Foi uma vez

                Foi uma vez.
                Se ninguém é ainda o que há pouco foi, porque é que os contos têm por hábito começar por “era uma vez” no lugar de “foi uma vez”? Este conto é sobre alguém que foi e que já não é. Nunca mais será.
                Comecei a escrever ao som de “A Nightingale Sang In Berkeley Square” de Stan Getz com Bob Brookmeyer. Agora esta parece a introdução de um policial manhoso dos anos 70. Experimentem ler os primeiros parágrafos ao som dessa música. Não sentem já o sabor do cachimbo, o calor de um sobretudo e um chapéu a apertar-vos a cabeça? E ao fundo, Paris a preto e branco.
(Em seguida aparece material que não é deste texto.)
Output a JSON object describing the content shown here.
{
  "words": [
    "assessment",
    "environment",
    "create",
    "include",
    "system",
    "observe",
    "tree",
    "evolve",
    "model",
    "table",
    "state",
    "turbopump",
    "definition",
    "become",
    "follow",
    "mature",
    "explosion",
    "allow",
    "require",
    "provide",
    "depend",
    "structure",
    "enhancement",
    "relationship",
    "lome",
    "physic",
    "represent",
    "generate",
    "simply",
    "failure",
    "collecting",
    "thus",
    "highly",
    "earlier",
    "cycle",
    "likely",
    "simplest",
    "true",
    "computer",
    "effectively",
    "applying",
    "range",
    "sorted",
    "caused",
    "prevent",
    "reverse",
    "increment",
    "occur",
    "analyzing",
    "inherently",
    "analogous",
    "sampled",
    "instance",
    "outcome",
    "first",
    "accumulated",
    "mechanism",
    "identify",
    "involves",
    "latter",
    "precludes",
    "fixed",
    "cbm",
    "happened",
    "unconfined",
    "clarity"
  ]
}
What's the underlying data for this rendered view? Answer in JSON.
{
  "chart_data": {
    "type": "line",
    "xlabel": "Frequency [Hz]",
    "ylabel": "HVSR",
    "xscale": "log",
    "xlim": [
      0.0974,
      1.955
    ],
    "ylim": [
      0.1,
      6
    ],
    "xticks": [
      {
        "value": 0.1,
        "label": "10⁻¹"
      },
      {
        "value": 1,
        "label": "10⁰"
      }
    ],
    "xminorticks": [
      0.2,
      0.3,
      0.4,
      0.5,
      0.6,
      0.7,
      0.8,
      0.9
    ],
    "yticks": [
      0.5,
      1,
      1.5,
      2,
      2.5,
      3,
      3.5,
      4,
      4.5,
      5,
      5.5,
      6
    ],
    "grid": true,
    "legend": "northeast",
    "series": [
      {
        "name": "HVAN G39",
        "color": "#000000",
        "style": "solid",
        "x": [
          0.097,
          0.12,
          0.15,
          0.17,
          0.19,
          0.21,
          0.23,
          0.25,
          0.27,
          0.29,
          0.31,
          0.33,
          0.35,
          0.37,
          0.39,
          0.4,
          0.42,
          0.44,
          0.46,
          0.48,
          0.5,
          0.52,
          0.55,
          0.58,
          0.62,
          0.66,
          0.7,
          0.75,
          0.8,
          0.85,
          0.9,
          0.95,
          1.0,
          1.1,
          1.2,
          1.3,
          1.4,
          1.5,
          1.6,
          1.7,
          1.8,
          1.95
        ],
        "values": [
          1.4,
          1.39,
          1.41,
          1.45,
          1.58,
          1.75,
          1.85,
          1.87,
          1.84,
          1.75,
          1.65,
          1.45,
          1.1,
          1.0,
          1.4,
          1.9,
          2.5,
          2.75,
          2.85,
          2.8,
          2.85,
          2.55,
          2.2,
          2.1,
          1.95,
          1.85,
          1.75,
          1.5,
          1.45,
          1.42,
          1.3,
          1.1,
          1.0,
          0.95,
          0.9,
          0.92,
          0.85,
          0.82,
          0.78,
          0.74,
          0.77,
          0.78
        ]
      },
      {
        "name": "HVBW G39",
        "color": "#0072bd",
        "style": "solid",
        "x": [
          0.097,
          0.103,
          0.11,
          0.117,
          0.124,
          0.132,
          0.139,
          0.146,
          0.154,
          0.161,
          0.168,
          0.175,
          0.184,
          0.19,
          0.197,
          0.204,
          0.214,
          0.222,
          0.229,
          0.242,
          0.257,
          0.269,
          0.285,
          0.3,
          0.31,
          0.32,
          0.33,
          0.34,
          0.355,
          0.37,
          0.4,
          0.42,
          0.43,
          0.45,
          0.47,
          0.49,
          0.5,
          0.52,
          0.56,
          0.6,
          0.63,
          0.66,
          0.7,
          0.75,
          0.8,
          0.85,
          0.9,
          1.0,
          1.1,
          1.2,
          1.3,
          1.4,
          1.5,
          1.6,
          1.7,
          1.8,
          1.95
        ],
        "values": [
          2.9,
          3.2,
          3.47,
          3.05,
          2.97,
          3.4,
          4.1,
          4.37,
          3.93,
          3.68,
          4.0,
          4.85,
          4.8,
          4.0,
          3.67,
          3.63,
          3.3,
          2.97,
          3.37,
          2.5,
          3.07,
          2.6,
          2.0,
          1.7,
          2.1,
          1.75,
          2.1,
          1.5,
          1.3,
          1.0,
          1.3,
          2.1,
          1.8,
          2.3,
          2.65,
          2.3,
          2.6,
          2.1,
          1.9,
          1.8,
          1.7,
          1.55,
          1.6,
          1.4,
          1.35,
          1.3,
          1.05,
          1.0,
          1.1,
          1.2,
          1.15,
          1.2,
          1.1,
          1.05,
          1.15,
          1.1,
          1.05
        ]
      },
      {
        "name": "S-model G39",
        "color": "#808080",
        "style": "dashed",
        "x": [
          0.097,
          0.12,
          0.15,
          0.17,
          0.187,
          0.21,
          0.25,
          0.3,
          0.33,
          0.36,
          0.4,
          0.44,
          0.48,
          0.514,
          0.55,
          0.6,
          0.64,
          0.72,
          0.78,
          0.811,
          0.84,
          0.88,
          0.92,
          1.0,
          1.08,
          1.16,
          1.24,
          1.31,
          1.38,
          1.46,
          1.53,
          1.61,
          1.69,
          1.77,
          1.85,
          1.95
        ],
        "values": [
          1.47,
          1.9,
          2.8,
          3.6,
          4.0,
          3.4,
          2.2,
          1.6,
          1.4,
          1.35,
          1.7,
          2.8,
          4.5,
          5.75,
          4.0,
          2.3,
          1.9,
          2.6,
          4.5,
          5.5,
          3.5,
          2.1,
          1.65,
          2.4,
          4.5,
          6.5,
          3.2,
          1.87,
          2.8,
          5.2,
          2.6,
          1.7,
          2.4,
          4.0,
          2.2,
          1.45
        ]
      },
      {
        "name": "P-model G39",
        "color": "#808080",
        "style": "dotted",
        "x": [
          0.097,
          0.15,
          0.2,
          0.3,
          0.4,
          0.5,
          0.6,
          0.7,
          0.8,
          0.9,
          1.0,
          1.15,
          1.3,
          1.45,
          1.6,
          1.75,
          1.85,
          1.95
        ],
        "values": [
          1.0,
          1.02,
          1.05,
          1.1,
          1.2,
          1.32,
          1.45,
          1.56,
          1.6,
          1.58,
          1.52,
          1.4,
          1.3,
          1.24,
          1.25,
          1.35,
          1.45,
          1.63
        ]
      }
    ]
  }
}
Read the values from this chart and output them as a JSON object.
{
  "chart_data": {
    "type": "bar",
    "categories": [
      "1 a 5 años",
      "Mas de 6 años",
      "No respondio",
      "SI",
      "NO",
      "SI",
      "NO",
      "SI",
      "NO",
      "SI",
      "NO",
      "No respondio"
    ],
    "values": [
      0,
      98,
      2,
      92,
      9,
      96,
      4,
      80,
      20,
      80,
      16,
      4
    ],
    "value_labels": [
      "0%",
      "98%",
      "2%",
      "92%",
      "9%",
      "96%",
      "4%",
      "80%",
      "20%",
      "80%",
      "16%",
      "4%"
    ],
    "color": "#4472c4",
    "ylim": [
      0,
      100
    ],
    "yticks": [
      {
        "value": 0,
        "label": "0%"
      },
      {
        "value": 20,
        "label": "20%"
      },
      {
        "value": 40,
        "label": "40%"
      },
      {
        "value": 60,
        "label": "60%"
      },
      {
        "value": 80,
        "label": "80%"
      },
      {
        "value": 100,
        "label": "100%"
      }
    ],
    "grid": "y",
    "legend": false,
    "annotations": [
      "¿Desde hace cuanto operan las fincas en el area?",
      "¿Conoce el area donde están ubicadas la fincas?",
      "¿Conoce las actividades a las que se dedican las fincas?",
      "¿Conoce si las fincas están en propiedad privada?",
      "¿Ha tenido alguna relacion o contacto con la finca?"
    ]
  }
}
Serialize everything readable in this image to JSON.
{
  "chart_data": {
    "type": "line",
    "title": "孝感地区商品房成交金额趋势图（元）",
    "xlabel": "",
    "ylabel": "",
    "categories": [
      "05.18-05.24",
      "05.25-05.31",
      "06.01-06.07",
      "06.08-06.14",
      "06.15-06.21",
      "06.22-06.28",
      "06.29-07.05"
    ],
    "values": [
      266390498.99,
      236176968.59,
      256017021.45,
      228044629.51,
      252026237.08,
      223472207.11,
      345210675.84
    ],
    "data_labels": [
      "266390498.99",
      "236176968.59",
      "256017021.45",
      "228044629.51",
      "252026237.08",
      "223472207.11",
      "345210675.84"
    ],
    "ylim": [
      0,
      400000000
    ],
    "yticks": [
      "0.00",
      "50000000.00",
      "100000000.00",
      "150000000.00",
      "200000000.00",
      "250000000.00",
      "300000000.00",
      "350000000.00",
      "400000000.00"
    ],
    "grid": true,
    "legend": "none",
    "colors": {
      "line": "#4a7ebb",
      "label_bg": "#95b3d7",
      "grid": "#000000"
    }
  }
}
                Quantos clichês.
                - Eu também o era, sabes?
                - Um clichê?
                - Não, um polícia manhoso dos anos 70 que fumava cachimbo e usava chapéu e sobretudo. Na impossibilidade de ter ao fundo Paris a preto e branco, usava um sobretudo branco e só saía de casa à noite.
                - E quando é que isso foi?
                - Algures nos anos 60, fui um vanguardista.
                - E também costumas ser sempre assim vanguardista a fazer conversa com pessoas?
                - Não, é a primeira vez.
                - Ahahah costumam acreditar quando dizes isso?
                - Até agora, só a primeira é que não acreditou.
                - És engraçado, para quem está a começar. Treinaste mais piadas ou o objetivo é usares essa a noite inteira?
                - Não é que tenha treinado, mas ainda me recordo da maior parte.
                - Então sempre tens experiência no que toca à vanguarda.
                - Na verdade não. Se tudo o que disse era verdade e me saiu de forma espontânea, não se pode dizer que tenha experiência no que quer que seja para além da honestidade.
                - Estás a dizer que não mentes?
                - Estou a dizer que não mentia.
                - E agora, já mentes?
                - A ela não.
                - E ao resto do mundo?
                - Ao resto do mundo nunca disse uma verdade.
                - E agora, já lhe mentes a ela?
                - Agora já não lhe falo.